VALENTINA TOGNOLI@VaLcGryffindor

 Attimi di felicità

- Allora? Ci vieni via con me? Ce ne andiamo al mare a passare le nostre giornate sulla spiaggia e guardiamo le stelle seduti sugli scogli. Andiamo a vivere lontano da tutto questo, Mari.
Mi prese la mano ed iniziò a giocherellare nervosamente con la fede che portavo all’anulare sinistro da tre anni oramai.
- Pensi che al mare una bambina possa crescere bene?
Mi sorrise portandosi la mia mano sulla pancia e rimase in attesa di una mia risposta.
- Una... Una bambina?
- Sì, amore, una bambina. Sono incinta.
-Una bambina. Aspetti una bambina. Cazzo, aspettiamo una bambina!
Mi alzai dalla sedia e andai a prendere una boccata d’aria fuori sul balcone.
- Secondo mia sorella è una femmina. Non mi chiedere da che cosa lo capisce, dice semplicemente che se lo sente.
Rimasi interdetto ancora per qualche secondo e guardai il grigio dei palazzi che s’intravedeva nella nebbia milanese.
- Sì, al mare crescerebbe una meraviglia, amore. Spiaggia, mare, l’aria è migliore, vivrebbe bene. Vivremmo bene.
- E allora andiamo, cosa stiamo aspettando? Tanto qui non abbiamo niente che ci lega.

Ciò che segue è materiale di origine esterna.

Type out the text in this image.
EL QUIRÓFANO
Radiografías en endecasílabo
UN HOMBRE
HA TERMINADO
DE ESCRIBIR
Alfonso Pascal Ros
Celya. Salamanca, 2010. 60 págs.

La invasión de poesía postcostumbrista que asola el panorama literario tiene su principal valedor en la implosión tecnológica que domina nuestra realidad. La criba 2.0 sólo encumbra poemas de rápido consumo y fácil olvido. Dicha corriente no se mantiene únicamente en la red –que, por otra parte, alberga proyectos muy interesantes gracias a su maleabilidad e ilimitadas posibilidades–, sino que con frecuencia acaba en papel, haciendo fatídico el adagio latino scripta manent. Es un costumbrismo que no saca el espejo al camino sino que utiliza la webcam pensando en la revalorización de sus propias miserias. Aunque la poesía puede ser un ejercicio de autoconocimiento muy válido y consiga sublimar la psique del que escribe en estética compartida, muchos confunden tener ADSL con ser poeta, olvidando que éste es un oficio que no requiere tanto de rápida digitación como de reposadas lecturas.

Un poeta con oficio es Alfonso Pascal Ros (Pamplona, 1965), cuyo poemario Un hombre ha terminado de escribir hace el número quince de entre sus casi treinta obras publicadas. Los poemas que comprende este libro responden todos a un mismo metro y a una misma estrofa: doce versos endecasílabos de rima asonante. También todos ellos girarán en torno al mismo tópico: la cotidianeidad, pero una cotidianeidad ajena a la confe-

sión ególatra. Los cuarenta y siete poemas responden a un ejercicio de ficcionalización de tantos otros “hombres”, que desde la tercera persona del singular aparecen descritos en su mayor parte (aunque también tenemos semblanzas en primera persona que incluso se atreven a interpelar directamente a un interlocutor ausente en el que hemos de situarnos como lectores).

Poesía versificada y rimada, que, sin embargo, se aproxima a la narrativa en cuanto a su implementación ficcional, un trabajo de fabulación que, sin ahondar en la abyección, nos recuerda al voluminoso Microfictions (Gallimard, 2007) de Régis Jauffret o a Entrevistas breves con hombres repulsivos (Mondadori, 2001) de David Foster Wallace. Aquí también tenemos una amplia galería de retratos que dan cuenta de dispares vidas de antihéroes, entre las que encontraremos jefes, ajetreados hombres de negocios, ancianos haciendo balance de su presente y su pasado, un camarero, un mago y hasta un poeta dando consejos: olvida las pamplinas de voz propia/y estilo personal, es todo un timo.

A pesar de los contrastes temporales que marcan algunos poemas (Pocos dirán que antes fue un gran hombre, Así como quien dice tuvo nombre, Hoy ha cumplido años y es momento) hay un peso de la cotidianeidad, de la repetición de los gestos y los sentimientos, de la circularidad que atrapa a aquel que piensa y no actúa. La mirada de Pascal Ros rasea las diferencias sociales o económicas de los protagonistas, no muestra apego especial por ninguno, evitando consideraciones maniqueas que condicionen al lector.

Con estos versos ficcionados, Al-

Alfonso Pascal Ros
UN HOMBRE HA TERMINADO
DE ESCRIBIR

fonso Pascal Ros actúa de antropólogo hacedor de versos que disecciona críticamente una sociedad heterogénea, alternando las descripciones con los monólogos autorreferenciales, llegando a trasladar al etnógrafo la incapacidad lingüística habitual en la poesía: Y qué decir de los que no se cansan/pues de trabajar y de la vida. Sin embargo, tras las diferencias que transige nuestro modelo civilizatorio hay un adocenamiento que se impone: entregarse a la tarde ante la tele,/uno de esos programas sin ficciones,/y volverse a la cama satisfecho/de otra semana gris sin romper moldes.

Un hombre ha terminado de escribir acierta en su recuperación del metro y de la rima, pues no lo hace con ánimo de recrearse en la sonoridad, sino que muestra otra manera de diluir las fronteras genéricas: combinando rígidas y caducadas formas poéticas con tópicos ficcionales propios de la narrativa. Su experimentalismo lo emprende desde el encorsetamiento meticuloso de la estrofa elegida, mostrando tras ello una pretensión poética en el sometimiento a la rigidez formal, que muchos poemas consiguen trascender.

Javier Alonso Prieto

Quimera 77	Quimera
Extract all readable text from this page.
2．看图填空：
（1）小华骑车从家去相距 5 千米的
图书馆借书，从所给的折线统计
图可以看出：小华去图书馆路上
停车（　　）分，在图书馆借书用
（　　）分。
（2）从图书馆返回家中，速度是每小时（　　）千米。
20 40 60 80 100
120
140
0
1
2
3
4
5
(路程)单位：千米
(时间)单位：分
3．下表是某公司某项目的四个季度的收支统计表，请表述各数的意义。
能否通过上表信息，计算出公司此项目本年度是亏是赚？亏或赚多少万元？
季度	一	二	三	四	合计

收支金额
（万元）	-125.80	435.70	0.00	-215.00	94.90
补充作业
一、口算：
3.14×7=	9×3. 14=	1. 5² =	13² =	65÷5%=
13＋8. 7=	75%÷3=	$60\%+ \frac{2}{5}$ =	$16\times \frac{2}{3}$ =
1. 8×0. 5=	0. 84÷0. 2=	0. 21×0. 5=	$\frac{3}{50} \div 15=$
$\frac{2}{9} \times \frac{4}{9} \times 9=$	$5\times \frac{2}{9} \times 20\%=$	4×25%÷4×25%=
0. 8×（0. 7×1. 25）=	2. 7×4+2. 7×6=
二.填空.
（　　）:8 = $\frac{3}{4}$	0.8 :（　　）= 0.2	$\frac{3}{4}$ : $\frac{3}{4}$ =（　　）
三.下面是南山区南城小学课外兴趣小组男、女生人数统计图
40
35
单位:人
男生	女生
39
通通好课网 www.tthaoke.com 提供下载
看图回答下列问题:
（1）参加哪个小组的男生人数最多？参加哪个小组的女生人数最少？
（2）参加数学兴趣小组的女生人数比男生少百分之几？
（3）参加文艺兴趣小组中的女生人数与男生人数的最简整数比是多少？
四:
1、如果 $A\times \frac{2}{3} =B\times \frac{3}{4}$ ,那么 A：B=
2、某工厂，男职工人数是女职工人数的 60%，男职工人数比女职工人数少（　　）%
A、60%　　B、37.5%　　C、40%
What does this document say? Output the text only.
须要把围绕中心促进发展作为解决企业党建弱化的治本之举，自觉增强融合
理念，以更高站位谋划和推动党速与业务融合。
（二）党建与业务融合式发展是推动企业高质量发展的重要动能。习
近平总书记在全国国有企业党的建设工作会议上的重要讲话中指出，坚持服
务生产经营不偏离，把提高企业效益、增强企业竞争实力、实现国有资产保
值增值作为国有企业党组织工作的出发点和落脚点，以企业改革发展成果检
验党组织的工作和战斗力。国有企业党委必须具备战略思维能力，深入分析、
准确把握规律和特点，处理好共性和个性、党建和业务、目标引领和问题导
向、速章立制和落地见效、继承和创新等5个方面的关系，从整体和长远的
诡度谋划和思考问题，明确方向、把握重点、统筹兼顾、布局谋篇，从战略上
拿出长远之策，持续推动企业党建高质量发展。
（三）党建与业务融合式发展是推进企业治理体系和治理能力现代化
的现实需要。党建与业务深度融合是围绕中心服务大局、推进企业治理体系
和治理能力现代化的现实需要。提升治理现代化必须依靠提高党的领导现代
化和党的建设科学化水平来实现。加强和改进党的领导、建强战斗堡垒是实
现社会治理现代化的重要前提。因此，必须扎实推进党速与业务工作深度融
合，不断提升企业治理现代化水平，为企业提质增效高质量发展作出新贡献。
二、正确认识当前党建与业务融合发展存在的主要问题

- Oh, Mari, non possiamo lasciare il lavoro e andarcene, non adesso che siamo in tre.
Misi giù la foto di me e Marina in Sardegna e sorrisi al ricordo della mia proposta incompatibile con il suo annuncio. La bimba si rigirò nel letto scoprendosi una gamba e facendo cadere il peluche che le aveva regalato il nonno appena nata, le rimboccai le coperte e raccolsi il pupazzetto da terra.
- Sai Francesca? Quattro anni fa proposi alla tua mamma di andarcene via da Milano, di lasciare il lavoro e di trasferirci al mare. Pensavo avrebbe accettato, pensavo che saremmo scappati. Invece, piccolina, mi ha detto che saresti arrivata tu nelle nostre vite, che ci saremmo dovuti preoccupare di un’altra persona ed io avevo paura, nani, avevo paura che ci avresti così assorbito pienamente che tua madre ed io non avremmo avuto più tempo per stare insieme con un po’ di calma. Poi sei nata e piangevi, strillavi ed eri così piccina e fragile che la prima volta che ti ho presa in braccio pensavo di romperti eppure quando l’ho fatto ti sei calmata e mi hai sorriso.
Sai Francesca? Hai il sorriso della tua mamma e ogni volta che vi guardo so di aver trovato la mia vera felicità, anche se vivo in una casa a Milano e non in una sulla spiaggia.
- Ti amo Tino.
Marina entrò nella stanza e accarezzò il viso di nostra figlia. Aveva gli occhi stanchi, i capelli le sfuggivano dalla coda e aveva ancora in mano le chiavi della porta del suo ufficio. Era semplicemente bellissima.
- Ti amo Mari.
L’abbracciai e le sciolsi i capelli dalla coda mettendole una mano sulla pancia.
- Come stai?
- La piccola Valentina ha iniziato a scalciare!
- Cosa? Davvero?
- Sì e scalcia anche parecchio! Me lo sento, questa sarà una piccola peste, non ci renderà la vita facile!
Si sistemò i capelli e andò a sdraiarsi sul letto lamentandosi per i dolori della gravidanza.
- Vieni a darmi un bacio, amore?
Sorrisi. Non desideravo nient’altro che baciarla ed essere felice come la prima volta che lo feci.